世界はそれを愛と呼ぶ



「……こんな感じだけど、良いやつだから。あんたみたいな人間は、見た目や生まれでは判断しないでしょ?」

見透かすような目で微笑みかけられて、相馬も微笑み返した。勿論、何も言わない。

そんな相馬の態度に、何故か満足したらしい彼。

「よろしくね、御園くん」

柔らかな笑みを浮かべた彼はまた眠りにつこうとして、それを見逃さなかった沙耶に蹴飛ばされる。

「……すまんな」

それを眺めていると何故か、気まずそうに槙が声をかけてきた。多分、目の前で繰り広げられているものに対しての謝罪だろう。

確かに目の前の光景は衝撃的だが、それ以上に、沙耶が元気そうで何よりだと思っているだけで、特に気にしていないことを伝えると、彼は少し驚いた顔をしたあと、ほっと息をついた。
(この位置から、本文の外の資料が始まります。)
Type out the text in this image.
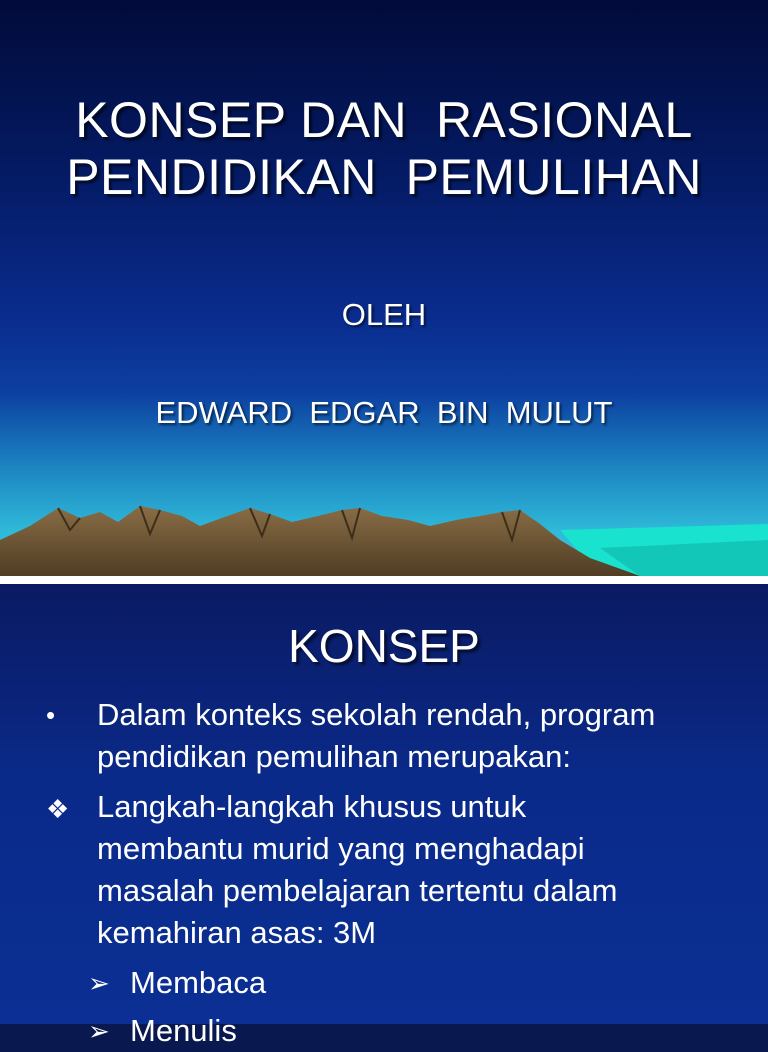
KONSEP DAN  RASIONAL
PENDIDIKAN  PEMULIHAN
OLEH
EDWARD  EDGAR  BIN  MULUT
KONSEP
• Dalam konteks sekolah rendah, program
pendidikan pemulihan merupakan:
❖ Langkah-langkah khusus untuk
membantu murid yang menghadapi
masalah pembelajaran tertentu dalam
kemahiran asas: 3M
➢ Membaca
➢ Menulis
「……貴方の噂はおおかた聞いている。細かい話は黒宮からの伝達で耳にしているが、貴方は基本、沙耶と行動するだろう」

「うん。そうだね」

「俺は近寄らない方が良いと思うんだが」

「それは、別に君の好きにしてくれていいけど。正直、出番はないと思うよ。俺と沙耶だから」

「貴方の実力はわからないが、沙耶の実力はよく知っている。……ひとつだけ聞きたいことがあるんだが」

「何?」

「貴方と沙耶は恋人なのか?」

「……いいや?」

初めて真っ向から聞かれ、少し戸惑ってしまった。
でも、恋人ではないので、否定しておく。

「婚約者で一緒に暮らしていると聞いたが」

「それは事実だけど、恋人ではないよ」

「事実なのか」

「うん。利害が一致したから、婚約した」

「名家らしいな」

「名家だからね」

「沙耶はなんと?」

「最初は拒絶していたが、最近は素直に受け入れてるよ。黒橋家が、この街が抱える問題のバックには大きな組織が必要で、その為に御園は絶好の餌だ」

「……なるほど」

「それがどうかしたのか?もしかして、沙耶に恋心を抱いているとか?」

尋ねながら、言葉が刺々しくなっていくことを感じる。
沙耶は相馬のものではないのに、こんな態度は失礼だ。

「あ、ああ、いや……沙耶に恋心とかはないから、安心して欲しい。ただ、気になることが……」

「気になる?」

「……俺には、五人の弟妹がいるんだが」

少し悩んだ末に、話してくれるらしい。
怜皇と沙耶は気付けば、真面目な顔で話し合い。
ならばこちらも、と、相馬は近くの椅子を指し示す。